Sigamos. Decíamos que el ecologismo muestra Kioto como un acto de solidaridad. Por ejemplo, nuestra Tanzania podrá vender derechos de emisión a otros países que hayan sobrepasado los límites Kioto, por ejemplo a España. Es decir, que en lugar de maquinizar y modernizar Tanzania, lo que hacemos es pagarle una limosna para que podamos seguir contaminando, dado que nos hemos automutilado. Todo muy solidario.

En definitiva, gracias a Kioto ha nacido el mercado financiero de la contaminación planetaria, un mercado con un gran potencial de crecimiento. Se trafica con los derechos de emisión como se trafica con los derivados del café o la soja. Y así, llegamos a la noticia del jueves 30: Los ecologistas del mundo han dado brincos de alegría porque Rusia ha firmado el Protocolo de Kioto. ¡Pero qué grande eres, Vladimir! ¿Será que el bueno de Putin se ha vuelto sensible a las reclamaciones ecologistas? No exactamente. Lo que ocurre es que Rusia es muy grande. Buena parte de su población vive en la desesperada miseria siberiana (es decir, que contamina poc se mueren de hambre y de miseria, pero con un gran respeto por la Madre Tierra, oiga), por lo que Putin ha descubierto que Kioto es un negocio redondo. Especulativo, pero redond se trata de vender derechos de misiones al pérfido mundo rico. Para ser exactos, se calcula que el Gobierno ruso podrá embolsarse, gracias a ese nuevo y maravilloso mercado de intangibles, más de 8.000 millones de euros. Además, esas cifras están llamadas a subir. Esto recuerda la primera gran especulación financiera de la historia moderna: la de los bulbos de tulipanes en Holanda. Los compradores no habían visto nunca un bulbo de tulipán ni falta que les hacía. Sólo sabían que su precio no dejaba de subir hasta que se estrelló, claro, porque la especulación es una película, cuya exposición es peligrosa, su nudo favorece a unos pocos y su desenlace es trágico para la mayoría.
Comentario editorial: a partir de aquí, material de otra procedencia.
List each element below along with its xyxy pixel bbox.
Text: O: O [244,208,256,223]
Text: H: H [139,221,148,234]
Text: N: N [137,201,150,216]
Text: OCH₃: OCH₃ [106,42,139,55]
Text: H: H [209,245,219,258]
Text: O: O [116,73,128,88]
Y así, gracias al ecologismo especulador, hete aquí al déspota de Putin convertido en héroe ecologista. Como el millonario calvinista de Wall Street, con el riñón forrado para poder fabricar, por ejemplo, más armas. Cualquier día le condecoran con la Gran Cruz de Kioto al mérito ecológico. Y la humanidad aquí, automutilada, adorando al ídolo tierra, y con una cara de tonta que no se la quita ni la ONU, otro organismo, por lo demás, muy ecologista.